J'ai encore dormi trop longtemps ce matin. En me couchant, vers 2:30 heures, je me suis dit : fatiguée ou pas, à 8:00 heures je suis debout.

Mais non. J'ai redormi jusqu'à 13:00 et plus. Une vraie marmotte. Il va falloir que je bouge un peu car j'ai une montagne de lessive à faire. Encore des courses... j'ai plus de lait, ne de bouffe à minou... Garfield commence à capoter.

Ma soirée d'hier a été savoureuse. Sauf qu'il n'y avait plus de tiramisu. Avec qui je suis sortie? Vincenzo, Ricardo et Maria et Alfredo (Al). Et Domenico. Par ordre chronologique.  On a déliré toute la soirée et une partie de la nuit. Sauf D. qui travaillait à 5:00 heures du matin.

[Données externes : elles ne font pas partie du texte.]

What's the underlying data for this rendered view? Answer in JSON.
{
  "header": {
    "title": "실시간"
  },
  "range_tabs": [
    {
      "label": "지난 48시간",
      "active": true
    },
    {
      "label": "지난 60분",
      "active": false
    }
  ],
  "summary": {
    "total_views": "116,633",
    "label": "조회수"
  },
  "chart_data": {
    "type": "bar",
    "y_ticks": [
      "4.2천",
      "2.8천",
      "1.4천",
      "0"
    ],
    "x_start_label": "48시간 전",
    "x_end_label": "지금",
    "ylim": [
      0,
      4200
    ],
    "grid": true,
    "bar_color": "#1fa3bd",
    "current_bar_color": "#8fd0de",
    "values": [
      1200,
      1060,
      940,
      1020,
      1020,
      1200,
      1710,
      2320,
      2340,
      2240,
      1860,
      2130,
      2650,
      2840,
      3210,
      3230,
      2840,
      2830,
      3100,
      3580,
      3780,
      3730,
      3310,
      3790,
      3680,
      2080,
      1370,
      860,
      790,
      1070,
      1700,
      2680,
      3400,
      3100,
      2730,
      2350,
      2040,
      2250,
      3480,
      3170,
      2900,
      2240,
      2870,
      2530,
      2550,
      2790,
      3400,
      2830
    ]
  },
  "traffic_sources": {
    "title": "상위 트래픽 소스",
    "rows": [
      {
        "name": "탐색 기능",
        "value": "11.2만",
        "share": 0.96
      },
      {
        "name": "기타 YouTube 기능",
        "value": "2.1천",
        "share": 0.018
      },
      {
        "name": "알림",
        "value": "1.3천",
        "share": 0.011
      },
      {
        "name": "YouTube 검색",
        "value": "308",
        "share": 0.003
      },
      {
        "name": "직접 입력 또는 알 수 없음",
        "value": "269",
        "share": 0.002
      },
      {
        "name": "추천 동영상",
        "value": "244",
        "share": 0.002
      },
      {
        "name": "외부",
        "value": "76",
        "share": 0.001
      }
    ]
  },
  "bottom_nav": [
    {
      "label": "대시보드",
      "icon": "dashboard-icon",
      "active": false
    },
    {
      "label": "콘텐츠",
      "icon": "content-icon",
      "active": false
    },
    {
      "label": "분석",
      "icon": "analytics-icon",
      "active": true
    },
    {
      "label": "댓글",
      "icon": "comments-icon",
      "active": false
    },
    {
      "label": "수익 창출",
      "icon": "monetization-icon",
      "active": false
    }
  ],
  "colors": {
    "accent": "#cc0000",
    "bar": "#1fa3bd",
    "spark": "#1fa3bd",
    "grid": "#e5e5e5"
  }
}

J'ai mal partout d'avoir trop ri. On a pas eu le temps d'aller danser. Pas vu le temps passer autour de la grande table du fond, près de la cuisine. 

Al ne porte que des jeans, 365 jours par année, et il a toujours l'air d'un chef d'orchestre. Dignité naturelle. Je l'aime bien. Sa beauté me charme. Ses idées aussi. Aveu : j'ai déjà eu des papillons pour Al. Une certaine attirance. Rien de plus. 

Cheveux noirs longs et frisés attachés sur la nuque par un étroit lacet de cuir brun. La barbe jamais trop rasée de près. Un mètre quatre-vingt. Petites lunettes. Il parle avec les mains. Le dos droit comme un i. Philosophe.

Je sais que si je voulais des bisous ailleurs que sur les joues, Al se ferait pas prier. Feu rouge. Script n'invite pas ses amis dans son lit. Piano, piano, lui dit-elle hier soir quand il a offert de la raccompagner. 

Je suis rentrée à pied. Tranquillement toute seule.